Sunday, April 12, 2009

RELINQUISHING EFFORT



Neutrality. Switzerland comes to mind. How many times has someone said to you, “Why can’t we become like Switzerland and just live without all the conflict?” To be neutral you have to not take sides, not divide yourself up, not see bad or good but the truth in both sides and lets face it that is not how most of us have learned to be.

To relinquish effort however is actually what we must do. Loving without conditions means acknowledging both sides without judgment. It means forgiving ourselves where we see judgment. Most interesting I learned in this chapter that it means accepting that I do feel both sides of almost everything and it is that fight within me that keeps me in constant battle and unable to be at peace.


In relinquishing effort I am not choosing and living one side over the other, I am accepting both sides within myself, feeling them and then letting them be fixed by a power higher than myself simply because if I feel broken I can not fix myself. Feeling being the important word here because I am exactly how I should be. My “broken” is only my confusion in not realizing that I am whole only when I accept all my feelings and let the larger Whole find my place within It.
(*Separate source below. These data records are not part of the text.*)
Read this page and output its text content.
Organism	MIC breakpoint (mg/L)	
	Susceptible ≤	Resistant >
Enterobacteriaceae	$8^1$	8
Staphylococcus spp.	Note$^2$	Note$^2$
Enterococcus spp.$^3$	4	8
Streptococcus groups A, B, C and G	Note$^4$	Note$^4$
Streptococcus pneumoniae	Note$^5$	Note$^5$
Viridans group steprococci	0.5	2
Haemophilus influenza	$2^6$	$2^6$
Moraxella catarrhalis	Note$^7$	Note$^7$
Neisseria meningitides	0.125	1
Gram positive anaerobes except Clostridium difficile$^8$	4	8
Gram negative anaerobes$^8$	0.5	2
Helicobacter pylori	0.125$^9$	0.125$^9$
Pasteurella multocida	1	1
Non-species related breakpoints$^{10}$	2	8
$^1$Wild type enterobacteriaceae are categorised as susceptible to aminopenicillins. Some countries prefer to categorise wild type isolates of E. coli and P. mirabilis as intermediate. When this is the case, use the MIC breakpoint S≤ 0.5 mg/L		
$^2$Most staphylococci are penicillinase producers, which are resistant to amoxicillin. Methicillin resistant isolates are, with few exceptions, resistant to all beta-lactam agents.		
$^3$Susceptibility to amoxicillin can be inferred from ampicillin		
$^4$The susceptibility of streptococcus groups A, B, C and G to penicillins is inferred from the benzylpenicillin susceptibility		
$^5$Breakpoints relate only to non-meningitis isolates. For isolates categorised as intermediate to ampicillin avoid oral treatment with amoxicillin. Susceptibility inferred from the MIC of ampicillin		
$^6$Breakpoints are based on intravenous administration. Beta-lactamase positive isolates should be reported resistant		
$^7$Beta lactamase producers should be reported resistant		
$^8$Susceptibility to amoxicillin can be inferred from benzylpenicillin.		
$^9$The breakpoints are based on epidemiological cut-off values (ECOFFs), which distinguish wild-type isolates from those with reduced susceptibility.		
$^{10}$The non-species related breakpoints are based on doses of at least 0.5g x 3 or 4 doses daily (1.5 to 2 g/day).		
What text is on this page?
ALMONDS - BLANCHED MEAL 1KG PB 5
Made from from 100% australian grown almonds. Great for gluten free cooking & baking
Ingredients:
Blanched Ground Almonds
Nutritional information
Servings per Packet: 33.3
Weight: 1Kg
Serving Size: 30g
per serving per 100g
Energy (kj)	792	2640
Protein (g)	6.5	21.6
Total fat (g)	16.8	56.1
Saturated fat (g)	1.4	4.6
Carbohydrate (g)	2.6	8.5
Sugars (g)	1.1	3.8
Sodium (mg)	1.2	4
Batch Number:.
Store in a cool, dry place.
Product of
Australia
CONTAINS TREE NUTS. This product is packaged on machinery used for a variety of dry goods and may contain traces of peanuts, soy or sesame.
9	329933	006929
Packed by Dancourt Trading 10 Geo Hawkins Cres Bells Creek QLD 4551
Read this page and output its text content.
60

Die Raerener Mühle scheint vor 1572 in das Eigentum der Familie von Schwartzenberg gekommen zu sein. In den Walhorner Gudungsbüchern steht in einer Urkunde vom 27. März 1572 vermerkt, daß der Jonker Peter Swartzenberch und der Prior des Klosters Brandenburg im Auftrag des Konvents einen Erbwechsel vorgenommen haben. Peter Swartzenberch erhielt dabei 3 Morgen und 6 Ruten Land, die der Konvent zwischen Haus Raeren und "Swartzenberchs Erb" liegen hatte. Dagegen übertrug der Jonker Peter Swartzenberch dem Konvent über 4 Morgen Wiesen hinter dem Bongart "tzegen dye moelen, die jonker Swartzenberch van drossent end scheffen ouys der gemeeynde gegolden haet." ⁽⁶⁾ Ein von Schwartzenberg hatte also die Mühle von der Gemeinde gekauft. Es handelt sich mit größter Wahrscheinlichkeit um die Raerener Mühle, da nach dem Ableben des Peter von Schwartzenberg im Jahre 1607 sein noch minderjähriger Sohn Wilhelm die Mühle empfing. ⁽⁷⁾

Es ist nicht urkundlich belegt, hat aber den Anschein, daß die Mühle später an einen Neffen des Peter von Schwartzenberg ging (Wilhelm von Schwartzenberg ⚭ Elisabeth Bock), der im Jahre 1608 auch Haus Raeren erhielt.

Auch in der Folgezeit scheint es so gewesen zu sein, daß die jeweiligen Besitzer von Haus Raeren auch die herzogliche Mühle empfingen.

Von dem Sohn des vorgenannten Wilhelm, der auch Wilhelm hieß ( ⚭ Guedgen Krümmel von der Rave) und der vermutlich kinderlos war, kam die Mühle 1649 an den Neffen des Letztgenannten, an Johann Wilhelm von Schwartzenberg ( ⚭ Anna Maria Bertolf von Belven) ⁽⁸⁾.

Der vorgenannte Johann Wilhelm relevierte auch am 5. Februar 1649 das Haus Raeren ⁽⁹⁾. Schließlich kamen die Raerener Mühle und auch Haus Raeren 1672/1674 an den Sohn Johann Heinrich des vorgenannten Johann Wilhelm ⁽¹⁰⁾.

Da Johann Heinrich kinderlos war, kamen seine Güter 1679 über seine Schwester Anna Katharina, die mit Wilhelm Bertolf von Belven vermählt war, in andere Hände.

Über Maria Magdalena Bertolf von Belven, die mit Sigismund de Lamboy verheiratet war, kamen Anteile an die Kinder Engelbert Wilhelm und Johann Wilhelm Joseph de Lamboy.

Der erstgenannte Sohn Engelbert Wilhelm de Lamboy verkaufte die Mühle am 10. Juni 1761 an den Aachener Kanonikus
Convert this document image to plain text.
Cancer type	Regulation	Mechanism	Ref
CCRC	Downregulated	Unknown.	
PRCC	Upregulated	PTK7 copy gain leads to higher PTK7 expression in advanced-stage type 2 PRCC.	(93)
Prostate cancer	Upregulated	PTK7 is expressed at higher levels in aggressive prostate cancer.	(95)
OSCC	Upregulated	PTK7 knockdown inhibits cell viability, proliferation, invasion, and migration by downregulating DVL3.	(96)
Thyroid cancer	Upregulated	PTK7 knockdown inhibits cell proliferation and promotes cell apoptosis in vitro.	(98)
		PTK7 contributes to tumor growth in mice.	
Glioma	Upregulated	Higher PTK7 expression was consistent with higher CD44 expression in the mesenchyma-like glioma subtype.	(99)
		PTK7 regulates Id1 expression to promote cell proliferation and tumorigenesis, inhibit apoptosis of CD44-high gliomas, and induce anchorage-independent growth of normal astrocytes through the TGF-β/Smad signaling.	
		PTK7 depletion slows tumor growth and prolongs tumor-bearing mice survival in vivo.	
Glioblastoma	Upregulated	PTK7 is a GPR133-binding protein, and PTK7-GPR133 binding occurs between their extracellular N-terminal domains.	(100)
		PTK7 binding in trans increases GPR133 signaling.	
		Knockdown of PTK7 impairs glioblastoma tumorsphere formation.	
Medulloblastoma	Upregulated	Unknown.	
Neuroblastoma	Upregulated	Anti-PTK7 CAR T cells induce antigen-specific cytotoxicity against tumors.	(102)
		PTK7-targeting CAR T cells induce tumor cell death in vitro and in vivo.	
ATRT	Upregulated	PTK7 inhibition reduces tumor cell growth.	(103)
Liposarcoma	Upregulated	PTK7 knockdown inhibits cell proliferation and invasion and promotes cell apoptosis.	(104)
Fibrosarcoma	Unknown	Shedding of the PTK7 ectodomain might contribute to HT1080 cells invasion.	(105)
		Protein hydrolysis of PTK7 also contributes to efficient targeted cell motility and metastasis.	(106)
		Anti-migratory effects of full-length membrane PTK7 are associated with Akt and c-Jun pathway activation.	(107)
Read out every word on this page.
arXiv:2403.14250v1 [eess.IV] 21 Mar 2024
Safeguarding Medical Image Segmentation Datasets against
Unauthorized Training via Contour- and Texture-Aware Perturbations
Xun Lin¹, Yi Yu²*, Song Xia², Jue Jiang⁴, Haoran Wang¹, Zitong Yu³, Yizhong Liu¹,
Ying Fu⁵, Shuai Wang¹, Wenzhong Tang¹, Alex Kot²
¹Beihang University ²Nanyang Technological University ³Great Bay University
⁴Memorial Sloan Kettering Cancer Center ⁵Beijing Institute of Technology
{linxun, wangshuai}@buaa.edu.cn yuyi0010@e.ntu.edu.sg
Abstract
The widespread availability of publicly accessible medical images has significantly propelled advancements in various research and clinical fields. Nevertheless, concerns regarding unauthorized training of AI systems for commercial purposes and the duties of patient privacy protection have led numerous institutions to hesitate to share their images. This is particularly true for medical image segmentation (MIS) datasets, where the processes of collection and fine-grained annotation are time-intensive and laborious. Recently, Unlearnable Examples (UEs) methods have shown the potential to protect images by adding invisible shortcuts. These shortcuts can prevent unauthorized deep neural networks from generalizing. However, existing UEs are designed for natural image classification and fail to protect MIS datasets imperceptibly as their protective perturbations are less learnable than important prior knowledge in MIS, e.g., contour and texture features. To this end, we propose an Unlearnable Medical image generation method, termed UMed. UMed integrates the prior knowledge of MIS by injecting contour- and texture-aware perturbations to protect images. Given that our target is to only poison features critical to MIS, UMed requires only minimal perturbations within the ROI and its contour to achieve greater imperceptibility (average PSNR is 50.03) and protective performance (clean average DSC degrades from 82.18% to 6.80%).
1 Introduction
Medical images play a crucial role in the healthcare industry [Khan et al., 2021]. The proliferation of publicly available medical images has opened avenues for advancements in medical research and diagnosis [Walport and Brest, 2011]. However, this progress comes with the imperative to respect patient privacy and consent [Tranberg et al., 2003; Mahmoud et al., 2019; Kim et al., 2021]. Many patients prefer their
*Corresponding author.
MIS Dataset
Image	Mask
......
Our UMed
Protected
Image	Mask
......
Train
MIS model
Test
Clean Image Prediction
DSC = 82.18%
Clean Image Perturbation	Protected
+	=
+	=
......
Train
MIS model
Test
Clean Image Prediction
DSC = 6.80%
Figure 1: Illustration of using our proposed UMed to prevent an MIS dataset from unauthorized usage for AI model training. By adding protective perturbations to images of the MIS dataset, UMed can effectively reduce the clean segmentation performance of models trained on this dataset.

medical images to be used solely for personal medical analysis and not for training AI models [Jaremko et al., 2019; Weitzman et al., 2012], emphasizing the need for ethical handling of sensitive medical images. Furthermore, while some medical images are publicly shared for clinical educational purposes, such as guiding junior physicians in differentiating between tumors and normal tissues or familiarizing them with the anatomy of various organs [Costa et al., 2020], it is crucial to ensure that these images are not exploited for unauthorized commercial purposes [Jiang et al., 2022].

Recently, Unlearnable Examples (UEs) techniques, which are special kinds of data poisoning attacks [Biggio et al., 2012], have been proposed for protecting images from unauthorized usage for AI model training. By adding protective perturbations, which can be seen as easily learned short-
Nothing is good or bad, wise or stupid… those are only judgments we lay upon a situation. A situation which in itself is neutral. The wind will blow, the earth will shake, the waters will rise and fall whether I am there or not. People have lessons they are learning in ways I think I understand or not but I am not here to understand their lessons. I am here to accept each moment for it being here, acknowledge it for being without weighing it down in my own mind for its meaning. It is here because it is here to show me love and the way home. It is an opportunity to en joy a bit of home while still on the journey.